Retirees and other beneficiaries in Greece, exceeding two million, will see a so-called "13th pension" in their bank accounts by Friday, more than a week after Greek Prime Minister Alexis Tsipras made an unscheduled televised announcement of the specific bonus, along with modest tax breaks and VAT reductions.
The maximum payout is 500 euros per beneficiary, and a minimum of 150 euros for so-called "high-income" pensioners (exceeding 1,000 euros), i.e. those with the most work years and social security contributions.
The partial restoration of the "13 pension" comes two weeks before the European Parliament elections, which all mainstream opinion polls show Tsipras and his hard left SYRIZA party trailing main opposition New Democracy (ND) by high single-digit to low double-digit percentage points.
The political opposition sharply attacked the abruptly announced measures as nothing more than "campaign trinkets" ahead of the ballot box, although most MPs in parliament voted in favor of the measures, regardless of party affiliation.

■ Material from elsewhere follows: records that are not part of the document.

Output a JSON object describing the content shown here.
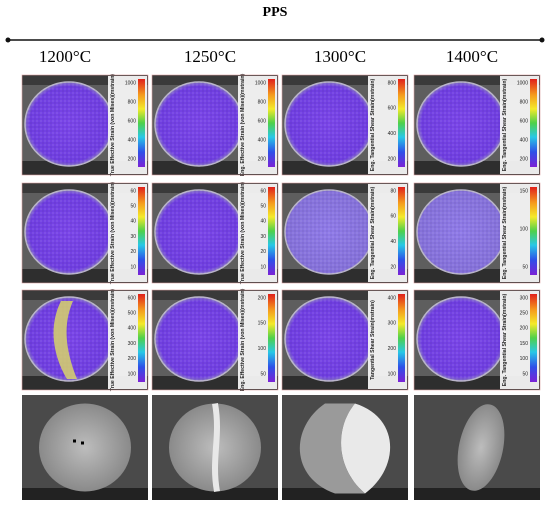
{
  "header": {
    "title": "PPS"
  },
  "columns": [
    {
      "label": "1200°C",
      "panels": [
        {
          "bar_title": "True Effective Strain (von Mises)(mstrain)",
          "ticks": [
            "1000",
            "800",
            "600",
            "400",
            "200"
          ]
        },
        {
          "bar_title": "True Effective Strain (von Mises)(mstrain)",
          "ticks": [
            "60",
            "50",
            "40",
            "30",
            "20",
            "10"
          ]
        },
        {
          "bar_title": "True Effective Strain (von Mises)(mstrain)",
          "ticks": [
            "600",
            "500",
            "400",
            "300",
            "200",
            "100"
          ]
        }
      ]
    },
    {
      "label": "1250°C",
      "panels": [
        {
          "bar_title": "Eng. Effective Strain (von Mises)(mstrain)",
          "ticks": [
            "1000",
            "800",
            "600",
            "400",
            "200"
          ]
        },
        {
          "bar_title": "True Effective Strain (von Mises)(mstrain)",
          "ticks": [
            "60",
            "50",
            "40",
            "30",
            "20",
            "10"
          ]
        },
        {
          "bar_title": "Eng. Effective Strain (von Mises)(mstrain)",
          "ticks": [
            "200",
            "150",
            "100",
            "50"
          ]
        }
      ]
    },
    {
      "label": "1300°C",
      "panels": [
        {
          "bar_title": "Eng. Tangential Shear Strain(mstrain)",
          "ticks": [
            "800",
            "600",
            "400",
            "200"
          ]
        },
        {
          "bar_title": "Eng. Tangential Shear Strain(mstrain)",
          "ticks": [
            "80",
            "60",
            "40",
            "20"
          ]
        },
        {
          "bar_title": "Tangential Shear Strain(mstrain)",
          "ticks": [
            "400",
            "300",
            "200",
            "100"
          ]
        }
      ]
    },
    {
      "label": "1400°C",
      "panels": [
        {
          "bar_title": "Eng. Tangential Shear Strain(mstrain)",
          "ticks": [
            "1000",
            "800",
            "600",
            "400",
            "200"
          ]
        },
        {
          "bar_title": "Eng. Tangential Shear Strain(mstrain)",
          "ticks": [
            "150",
            "100",
            "50"
          ]
        },
        {
          "bar_title": "Eng. Tangential Shear Strain(mstrain)",
          "ticks": [
            "300",
            "250",
            "200",
            "150",
            "100",
            "50"
          ]
        }
      ]
    }
  ]
}
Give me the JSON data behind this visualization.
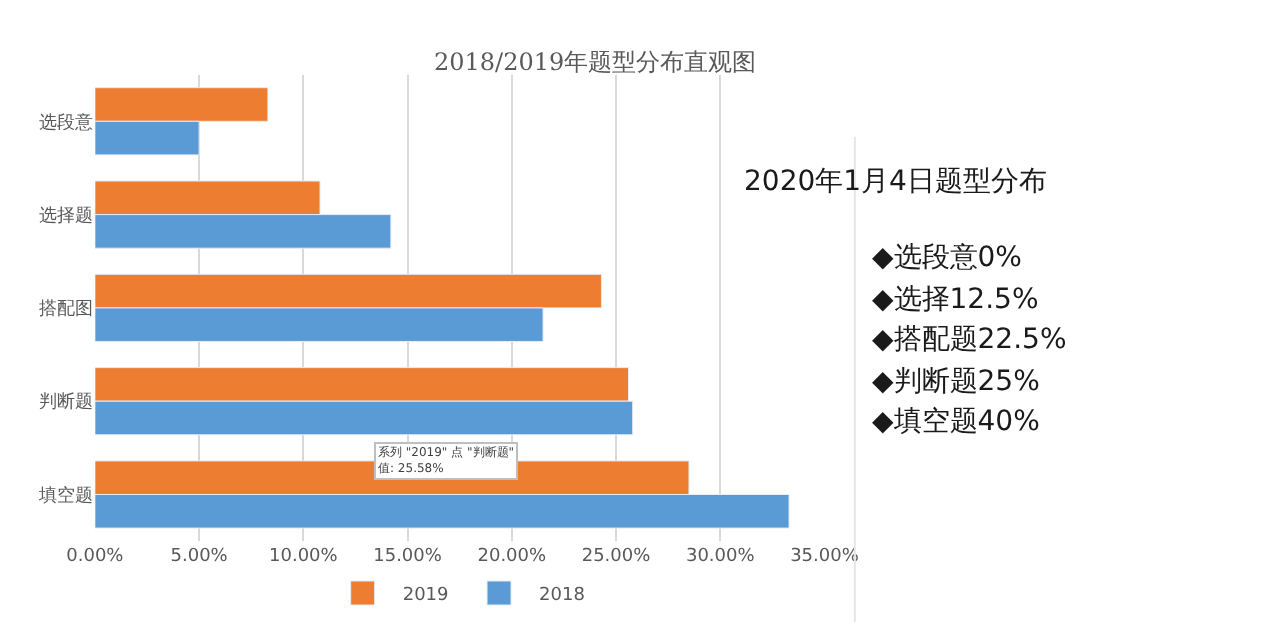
{
  "chart_data": [
    {
      "type": "bar",
      "orientation": "horizontal",
      "title": "2018/2019年题型分布直观图",
      "categories": [
        "选段意",
        "选择题",
        "搭配图",
        "判断题",
        "填空题"
      ],
      "series": [
        {
          "name": "2019",
          "color": "#ed7d31",
          "values": [
            8.3,
            10.8,
            24.3,
            25.6,
            28.5
          ]
        },
        {
          "name": "2018",
          "color": "#5b9bd5",
          "values": [
            5.0,
            14.2,
            21.5,
            25.8,
            33.3
          ]
        }
      ],
      "xlim": [
        0,
        35
      ],
      "xticks": [
        {
          "value": 0,
          "label": "0.00%"
        },
        {
          "value": 5,
          "label": "5.00%"
        },
        {
          "value": 10,
          "label": "10.00%"
        },
        {
          "value": 15,
          "label": "15.00%"
        },
        {
          "value": 20,
          "label": "20.00%"
        },
        {
          "value": 25,
          "label": "25.00%"
        },
        {
          "value": 30,
          "label": "30.00%"
        },
        {
          "value": 35,
          "label": "35.00%"
        }
      ],
      "grid": "x",
      "legend": "bottom",
      "annotations": [
        "系列 \"2019\" 点 \"判断题\"\n值: 25.58%"
      ]
    },
    {
      "type": "other",
      "title": "2020年1月4日题型分布",
      "annotations": [
        "◆选段意0%",
        "◆选择12.5%",
        "◆搭配题22.5%",
        "◆判断题25%",
        "◆填空题40%"
      ]
    }
  ]
}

European and Eurozone partners, however, who are not up for election in Greece, on Thursday expressed concerns, reservations and outright opposition to the measures - following a Eurogroup meeting in Brussels. The criticism mostly centered on the risk that increased spending and loss of revenue entails for primary budget surplus targets that Athens is committed to meeting until 2022.
Just as noteworthy is the fact that the finance ministry on Friday announced that practically all pensions and welfare benefits for May will be paid in the country by next Friday, May 26, just two days ahead of the European Parliament poll.